- Koutný at the 1924 Summer Olympic Games in Paris, France, cropped from Czechoslovak team photo

Personal information
- Born: 24 June 1897 Vyškov, Austria-Hungary
- Died: 18 July 1976 (aged 79) Prague, Czechoslovakia

Gymnastics career
- Discipline: Men's artistic gymnastics
- Country represented: Czechoslovakia
- Medal record
Representing Czechoslovakia
Olympic Games
Men's Gymnastic
| Silver medal – second place | 1924 Paris | Vault |
| Silver medal – second place | 1928 Amsterdam | Team all-around |

= Jan Koutný (gymnast) =

Czech gymnast (1897–1976)

Jan Koutný (24 June 1897 – 18 July 1976) was a Czech gymnast who competed for Czechoslovakia in the 1924 Summer Olympics and in the 1928 Summer Olympics. He was born in Vyškov and died in Prague.

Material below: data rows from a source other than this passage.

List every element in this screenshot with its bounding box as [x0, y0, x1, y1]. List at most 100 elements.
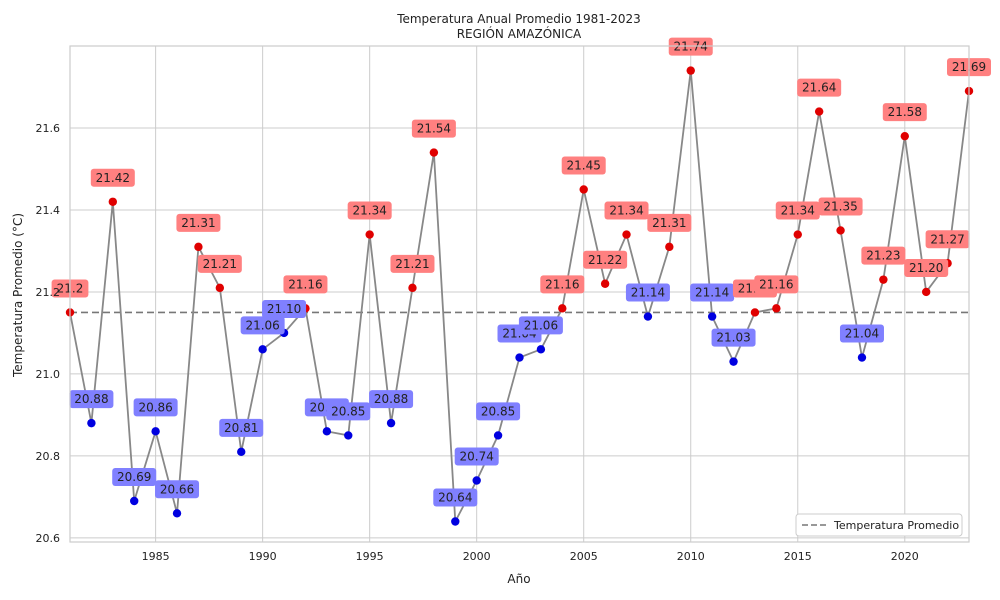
data-label: 21.21	[197, 254, 242, 273]
data-label-box	[347, 201, 392, 220]
y-tick-label: 20.6	[36, 532, 61, 545]
grid	[70, 46, 969, 542]
data-point	[451, 517, 460, 526]
data-label-box	[326, 402, 371, 421]
data-label-text: 21.20	[909, 261, 943, 275]
y-tick-label: 21.4	[36, 204, 61, 217]
data-label: 20.64	[433, 488, 478, 507]
data-label-box	[818, 197, 863, 216]
data-label-box	[647, 213, 692, 232]
data-label-box	[754, 275, 799, 294]
data-label: 21.64	[797, 78, 842, 97]
x-tick-label: 1995	[356, 550, 384, 563]
data-label: 21.54	[411, 119, 456, 138]
data-label: 21.34	[604, 201, 649, 220]
data-label: 21.35	[818, 197, 863, 216]
data-point	[707, 312, 717, 321]
series-line	[69, 70, 970, 525]
data-label: 21.20	[904, 258, 949, 277]
data-label-text: 20.85	[331, 404, 365, 418]
data-label: 20.81	[219, 418, 264, 437]
data-label-text: 20.85	[481, 404, 515, 418]
data-label-box	[775, 201, 820, 220]
data-label-text: 21.14	[695, 286, 729, 300]
data-point	[493, 431, 503, 440]
data-label-text: 20.88	[374, 392, 408, 406]
data-label-box	[112, 468, 157, 487]
data-label-box	[411, 119, 456, 138]
data-label-box	[625, 283, 670, 302]
data-label-box	[925, 230, 970, 249]
data-label: 21.31	[176, 213, 221, 232]
y-tick-label: 20.8	[36, 450, 61, 463]
data-label-text: 21.31	[181, 216, 215, 230]
data-point	[515, 353, 524, 362]
data-point	[386, 418, 396, 428]
data-label-box	[454, 447, 499, 466]
data-label: 21.06	[518, 316, 563, 335]
data-label-box	[69, 390, 114, 409]
data-point	[643, 312, 653, 321]
data-label: 20.74	[454, 447, 499, 466]
data-label: 20.85	[326, 402, 371, 421]
data-point	[429, 148, 439, 157]
x-tick-label: 2020	[891, 550, 919, 563]
x-tick-label: 2010	[677, 550, 705, 563]
data-point	[237, 447, 246, 457]
data-point	[600, 279, 610, 288]
data-label: 21.14	[625, 283, 670, 302]
chart-title: Temperatura Anual Promedio 1981-2023	[396, 12, 641, 26]
data-label: 21.16	[754, 275, 799, 294]
data-point	[750, 308, 760, 317]
data-label-box	[155, 480, 200, 499]
y-tick-label: 21.2	[36, 286, 61, 299]
data-point	[900, 131, 909, 141]
data-label-box	[390, 254, 435, 273]
data-label: 21.34	[775, 201, 820, 220]
data-label: 21.23	[861, 246, 906, 265]
data-label-box	[797, 78, 842, 97]
data-point	[793, 230, 802, 239]
data-label: 21.42	[90, 168, 135, 187]
data-label-text: 21.16	[545, 277, 579, 291]
data-label: 20.88	[69, 390, 114, 409]
data-point	[622, 230, 631, 239]
data-label-box	[882, 103, 927, 122]
data-point	[921, 287, 931, 297]
data-label-text: 21.34	[609, 204, 643, 218]
data-label-text: 21.35	[823, 199, 857, 213]
data-label-box	[262, 299, 307, 318]
data-label-text: 21.06	[524, 318, 558, 332]
data-point	[151, 427, 160, 436]
data-label: 21.21	[390, 254, 435, 273]
data-point	[172, 509, 182, 518]
data-label: 21.14	[690, 283, 735, 302]
data-point	[108, 197, 118, 206]
x-tick-label: 2015	[784, 550, 812, 563]
data-label-text: 21.34	[352, 204, 386, 218]
y-tick-label: 21.0	[36, 368, 61, 381]
data-label-box	[561, 156, 606, 175]
data-label: 20.86	[133, 398, 178, 417]
data-point	[322, 427, 332, 436]
data-points	[65, 66, 974, 526]
data-label-box	[583, 250, 628, 269]
data-label-text: 21.10	[267, 302, 301, 316]
data-point	[665, 242, 674, 252]
data-point	[536, 345, 546, 354]
data-labels: 21.220.8821.4220.6920.8620.6621.3121.212…	[51, 37, 991, 507]
data-point	[130, 496, 139, 506]
x-tick-label: 2000	[463, 550, 491, 563]
data-label: 20.69	[112, 468, 157, 487]
data-label-text: 20.88	[74, 392, 108, 406]
data-point	[194, 242, 203, 252]
data-label-box	[476, 402, 521, 421]
data-label: 20.66	[155, 480, 200, 499]
data-label-box	[176, 213, 221, 232]
data-label-text: 21.42	[96, 171, 130, 185]
data-label: 21.58	[882, 103, 927, 122]
data-label-text: 21.23	[866, 249, 900, 263]
data-label-text: 21.45	[567, 158, 601, 172]
data-label-text: 20.69	[117, 470, 151, 484]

In 1924, he won a silver medal in the vault competition. At the 1924 Summer Olympics he also participated in the following events:

- Rings - seventh place
- Individual all-around - eleventh place
- Parallel bars - eleventh place
- Sidehorse vault - twelfth place
- Pommel horse - 22nd place
- Rope climbing - 24th place
- Horizontal bar - 35th place
- Team all-around - did not finish

Four years later, he was a member of the Czechoslovak gymnastic team, which won the silver medal.